00:11It is a busy day in politics, as many of you will know, so I want to begin by saying that
00:16a number of colleagues have asked me to mention the work that they are doing, sharing the
00:22concerns that many of us will have here about the approach that National Grid is taking
00:28and proposals to, in many cases, I believe unnecessarily, cover the landscape of some
00:34of the most beautiful parts of the country in pylons that will make permanent damage
00:39to the local economy and to the local landscape.
00:42Specifically, my neighbour in Louth and Horncastle, the Member for Waveney, for Cleethorpes, for
00:47Montgomeryshire, for Sleaford and North Hycombe, for Brentwood and Nongar, and also the Member
00:52for South Suffolk have all done huge amounts of work on this, and without putting words
00:57in their mouth, all share at least some of the concerns that I am going to mention today.
01:04And I also want to say that while I am grateful to my Honourable Friend for responding for
01:09the Government, I hope that he will take back our concerns to the Policy Minister for this
01:14issue.
01:15And I'm sure that the Minister will be grateful for another meeting with this group on this
01:22important matter.
01:25Mrs Latham, I want to begin by saying that my constituents are angry.
01:29They're angry with National Grid, they're angry at the proposals, as I've said, to rewire
01:36the National Grid in such a way that uses Lincolnshire as what is frankly a dumping
01:41ground for infrastructure that could be done better and could be done differently.

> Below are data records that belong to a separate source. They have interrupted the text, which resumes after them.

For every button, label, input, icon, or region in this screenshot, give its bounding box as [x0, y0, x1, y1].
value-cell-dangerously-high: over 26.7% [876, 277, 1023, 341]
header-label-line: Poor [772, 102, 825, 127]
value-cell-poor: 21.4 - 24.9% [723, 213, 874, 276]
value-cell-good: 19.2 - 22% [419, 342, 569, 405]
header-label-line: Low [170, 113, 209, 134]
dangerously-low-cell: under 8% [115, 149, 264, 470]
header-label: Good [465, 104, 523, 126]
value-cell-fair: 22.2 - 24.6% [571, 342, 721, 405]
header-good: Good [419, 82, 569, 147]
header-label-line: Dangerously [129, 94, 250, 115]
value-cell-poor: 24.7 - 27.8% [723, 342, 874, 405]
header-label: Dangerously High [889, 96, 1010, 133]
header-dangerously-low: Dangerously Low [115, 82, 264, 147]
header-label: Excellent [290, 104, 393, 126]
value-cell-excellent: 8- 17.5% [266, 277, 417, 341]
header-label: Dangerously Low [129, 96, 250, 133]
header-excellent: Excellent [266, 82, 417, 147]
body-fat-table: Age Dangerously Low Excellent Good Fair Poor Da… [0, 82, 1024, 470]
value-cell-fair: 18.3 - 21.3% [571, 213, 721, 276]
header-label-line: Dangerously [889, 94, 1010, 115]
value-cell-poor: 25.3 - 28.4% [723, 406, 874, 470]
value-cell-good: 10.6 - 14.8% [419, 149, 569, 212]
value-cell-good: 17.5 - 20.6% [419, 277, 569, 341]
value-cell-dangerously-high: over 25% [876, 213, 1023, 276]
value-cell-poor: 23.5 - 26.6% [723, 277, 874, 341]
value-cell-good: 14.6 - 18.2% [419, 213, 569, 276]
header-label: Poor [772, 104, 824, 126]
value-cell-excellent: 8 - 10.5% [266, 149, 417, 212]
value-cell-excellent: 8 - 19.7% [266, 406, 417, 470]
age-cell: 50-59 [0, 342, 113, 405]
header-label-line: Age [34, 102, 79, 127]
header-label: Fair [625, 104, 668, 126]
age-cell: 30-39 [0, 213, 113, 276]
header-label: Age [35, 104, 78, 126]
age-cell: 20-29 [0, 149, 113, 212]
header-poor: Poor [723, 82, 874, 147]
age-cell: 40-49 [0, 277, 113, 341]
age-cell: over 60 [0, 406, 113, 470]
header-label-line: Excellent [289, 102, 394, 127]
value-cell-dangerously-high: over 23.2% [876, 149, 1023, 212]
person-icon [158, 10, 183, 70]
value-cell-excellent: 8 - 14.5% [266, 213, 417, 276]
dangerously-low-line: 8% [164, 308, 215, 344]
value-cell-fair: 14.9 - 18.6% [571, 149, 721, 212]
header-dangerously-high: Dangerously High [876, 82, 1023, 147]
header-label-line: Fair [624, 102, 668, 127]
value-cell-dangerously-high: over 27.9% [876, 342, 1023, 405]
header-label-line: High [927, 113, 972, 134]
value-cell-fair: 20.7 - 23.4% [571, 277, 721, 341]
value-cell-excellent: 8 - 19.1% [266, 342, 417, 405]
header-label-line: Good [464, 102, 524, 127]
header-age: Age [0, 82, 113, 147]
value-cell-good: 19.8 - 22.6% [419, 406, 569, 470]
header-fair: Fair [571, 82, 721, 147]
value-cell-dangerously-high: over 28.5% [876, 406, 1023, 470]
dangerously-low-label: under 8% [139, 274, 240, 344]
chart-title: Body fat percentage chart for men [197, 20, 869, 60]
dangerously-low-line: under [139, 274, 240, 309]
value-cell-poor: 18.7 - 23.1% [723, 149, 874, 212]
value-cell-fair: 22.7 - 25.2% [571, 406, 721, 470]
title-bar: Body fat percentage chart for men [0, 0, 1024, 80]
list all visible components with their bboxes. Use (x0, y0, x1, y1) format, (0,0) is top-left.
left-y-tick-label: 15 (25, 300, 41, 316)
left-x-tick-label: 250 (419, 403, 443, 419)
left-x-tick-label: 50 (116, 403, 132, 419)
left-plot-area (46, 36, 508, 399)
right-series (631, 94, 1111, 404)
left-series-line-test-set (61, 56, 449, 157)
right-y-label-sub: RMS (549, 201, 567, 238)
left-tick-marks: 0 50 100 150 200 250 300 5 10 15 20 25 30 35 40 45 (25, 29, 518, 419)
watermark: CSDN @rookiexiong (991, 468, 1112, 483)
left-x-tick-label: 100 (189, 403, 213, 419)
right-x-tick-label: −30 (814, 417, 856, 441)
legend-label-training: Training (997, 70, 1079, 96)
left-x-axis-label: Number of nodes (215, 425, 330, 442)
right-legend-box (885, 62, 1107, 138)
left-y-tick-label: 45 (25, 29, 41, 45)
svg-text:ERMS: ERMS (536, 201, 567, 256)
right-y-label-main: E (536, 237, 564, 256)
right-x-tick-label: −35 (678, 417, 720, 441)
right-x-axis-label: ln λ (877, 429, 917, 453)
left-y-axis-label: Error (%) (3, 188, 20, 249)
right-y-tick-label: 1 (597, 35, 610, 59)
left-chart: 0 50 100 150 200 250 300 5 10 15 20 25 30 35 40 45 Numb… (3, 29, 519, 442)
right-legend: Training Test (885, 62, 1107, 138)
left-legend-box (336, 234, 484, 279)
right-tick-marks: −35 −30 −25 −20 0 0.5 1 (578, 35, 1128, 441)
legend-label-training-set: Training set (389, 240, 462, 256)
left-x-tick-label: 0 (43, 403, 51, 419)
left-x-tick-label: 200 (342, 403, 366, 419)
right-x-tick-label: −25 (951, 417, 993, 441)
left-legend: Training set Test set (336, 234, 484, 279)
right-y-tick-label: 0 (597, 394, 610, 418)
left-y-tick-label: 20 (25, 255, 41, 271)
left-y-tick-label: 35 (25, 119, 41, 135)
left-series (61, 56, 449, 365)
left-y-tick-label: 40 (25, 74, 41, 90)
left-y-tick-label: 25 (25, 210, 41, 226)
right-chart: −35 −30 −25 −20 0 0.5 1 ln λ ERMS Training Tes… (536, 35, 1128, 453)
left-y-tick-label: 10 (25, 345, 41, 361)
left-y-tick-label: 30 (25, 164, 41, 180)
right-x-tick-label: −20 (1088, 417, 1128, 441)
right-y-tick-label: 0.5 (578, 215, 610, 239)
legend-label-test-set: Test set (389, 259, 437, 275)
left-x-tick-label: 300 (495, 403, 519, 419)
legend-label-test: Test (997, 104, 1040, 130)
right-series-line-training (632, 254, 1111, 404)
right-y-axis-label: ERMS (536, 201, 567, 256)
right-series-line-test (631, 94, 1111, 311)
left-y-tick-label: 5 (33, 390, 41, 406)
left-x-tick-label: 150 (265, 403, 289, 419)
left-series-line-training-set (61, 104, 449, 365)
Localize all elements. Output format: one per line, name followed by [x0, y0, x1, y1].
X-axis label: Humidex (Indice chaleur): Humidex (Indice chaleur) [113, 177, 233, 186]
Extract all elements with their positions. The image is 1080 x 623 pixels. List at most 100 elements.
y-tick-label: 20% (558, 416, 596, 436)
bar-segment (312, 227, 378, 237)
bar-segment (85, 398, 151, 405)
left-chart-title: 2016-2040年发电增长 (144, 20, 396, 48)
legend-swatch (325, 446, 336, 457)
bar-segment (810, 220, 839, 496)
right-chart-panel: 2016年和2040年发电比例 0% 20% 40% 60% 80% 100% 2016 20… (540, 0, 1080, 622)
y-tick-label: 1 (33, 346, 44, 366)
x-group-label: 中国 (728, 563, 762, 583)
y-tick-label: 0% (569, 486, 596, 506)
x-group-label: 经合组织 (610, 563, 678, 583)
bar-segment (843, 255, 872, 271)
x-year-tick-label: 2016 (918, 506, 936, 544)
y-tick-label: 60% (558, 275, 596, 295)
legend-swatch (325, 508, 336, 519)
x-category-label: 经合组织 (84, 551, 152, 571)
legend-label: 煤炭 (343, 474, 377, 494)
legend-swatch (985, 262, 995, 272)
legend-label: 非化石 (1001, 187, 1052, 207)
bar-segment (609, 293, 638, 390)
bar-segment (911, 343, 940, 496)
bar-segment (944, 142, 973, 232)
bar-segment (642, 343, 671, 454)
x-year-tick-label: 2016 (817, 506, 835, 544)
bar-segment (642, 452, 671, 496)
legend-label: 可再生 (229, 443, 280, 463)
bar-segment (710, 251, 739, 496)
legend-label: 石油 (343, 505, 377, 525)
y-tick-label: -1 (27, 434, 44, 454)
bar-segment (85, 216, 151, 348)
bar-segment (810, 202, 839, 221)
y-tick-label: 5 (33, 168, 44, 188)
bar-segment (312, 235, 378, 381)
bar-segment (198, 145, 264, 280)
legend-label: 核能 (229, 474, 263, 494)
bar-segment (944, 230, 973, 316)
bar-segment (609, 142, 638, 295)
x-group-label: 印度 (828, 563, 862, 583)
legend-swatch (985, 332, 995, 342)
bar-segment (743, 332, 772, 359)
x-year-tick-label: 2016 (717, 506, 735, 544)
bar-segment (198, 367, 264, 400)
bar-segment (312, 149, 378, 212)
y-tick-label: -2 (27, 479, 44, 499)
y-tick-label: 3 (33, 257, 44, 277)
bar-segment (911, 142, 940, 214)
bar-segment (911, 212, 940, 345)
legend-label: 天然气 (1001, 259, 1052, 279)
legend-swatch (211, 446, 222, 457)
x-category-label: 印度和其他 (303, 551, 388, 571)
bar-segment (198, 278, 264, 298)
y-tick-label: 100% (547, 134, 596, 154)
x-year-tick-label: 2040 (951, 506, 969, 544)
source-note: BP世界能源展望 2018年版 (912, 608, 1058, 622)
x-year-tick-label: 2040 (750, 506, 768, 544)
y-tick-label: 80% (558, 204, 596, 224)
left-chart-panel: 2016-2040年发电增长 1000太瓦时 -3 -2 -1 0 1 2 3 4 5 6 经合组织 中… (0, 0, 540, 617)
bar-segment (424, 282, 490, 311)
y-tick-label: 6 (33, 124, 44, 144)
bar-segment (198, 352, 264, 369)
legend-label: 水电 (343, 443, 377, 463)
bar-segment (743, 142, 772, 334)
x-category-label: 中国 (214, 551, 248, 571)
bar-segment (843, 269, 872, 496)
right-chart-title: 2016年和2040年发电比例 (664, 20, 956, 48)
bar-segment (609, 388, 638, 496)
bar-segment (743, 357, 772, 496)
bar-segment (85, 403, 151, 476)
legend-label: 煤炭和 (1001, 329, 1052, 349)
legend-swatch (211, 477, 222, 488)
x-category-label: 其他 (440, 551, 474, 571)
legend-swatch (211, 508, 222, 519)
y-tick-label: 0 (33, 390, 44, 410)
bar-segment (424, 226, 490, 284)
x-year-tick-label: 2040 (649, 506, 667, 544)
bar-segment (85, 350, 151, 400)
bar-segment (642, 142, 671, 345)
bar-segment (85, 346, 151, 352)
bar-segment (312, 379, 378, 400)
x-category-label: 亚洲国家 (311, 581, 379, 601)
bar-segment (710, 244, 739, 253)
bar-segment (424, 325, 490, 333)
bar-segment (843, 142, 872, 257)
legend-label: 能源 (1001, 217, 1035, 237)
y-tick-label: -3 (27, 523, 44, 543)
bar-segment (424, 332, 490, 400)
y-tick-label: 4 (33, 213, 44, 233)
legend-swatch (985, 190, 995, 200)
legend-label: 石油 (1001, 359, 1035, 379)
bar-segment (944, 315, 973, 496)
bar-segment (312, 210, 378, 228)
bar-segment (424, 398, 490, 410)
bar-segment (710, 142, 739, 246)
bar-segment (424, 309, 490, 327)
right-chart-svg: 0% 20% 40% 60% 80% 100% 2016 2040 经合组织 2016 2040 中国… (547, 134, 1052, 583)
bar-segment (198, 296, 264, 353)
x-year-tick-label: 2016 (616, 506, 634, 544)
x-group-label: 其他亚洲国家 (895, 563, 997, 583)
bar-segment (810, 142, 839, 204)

01:48The proposal for a line from Grimsby to Walpole is many tens of kilometres using pylons across
01:57the country in a way that could be done underground or, even better, could in many ways be done
02:04offshore.
02:05Now, this proposal is unwelcome enough in itself, but National Grid tell us that the
02:10constraints the Government put on them mean that they are required to use pylons rather
02:16than underground or offshore.
02:19National Grid also then say that the new eastern green link is only viable when it is largely
02:25offshore.
02:26So the point I want to make today is that the thing that angers my constituents about
02:32this proposal and angers many of the constituents represented by colleagues here today is not
02:39simply a desire to see the local economy and the local landscape preserved from the blight
02:44of pylons.
02:45It's an anger of what feels like an incoherent strategy from National Grid.
02:52I have never had more emails, I have never had more packed public meetings on an issue
02:59such as, on any other issue than this.
03:02They don't deny that there is a real need to upgrade the grid for the future.
03:07They want to see value for money for taxpayers, they want to see landscapes not unnecessarily
03:12blighted and they want to see an approach that acknowledges that the economic impact
03:18and the impact on food security should be the Government's coherent top priority.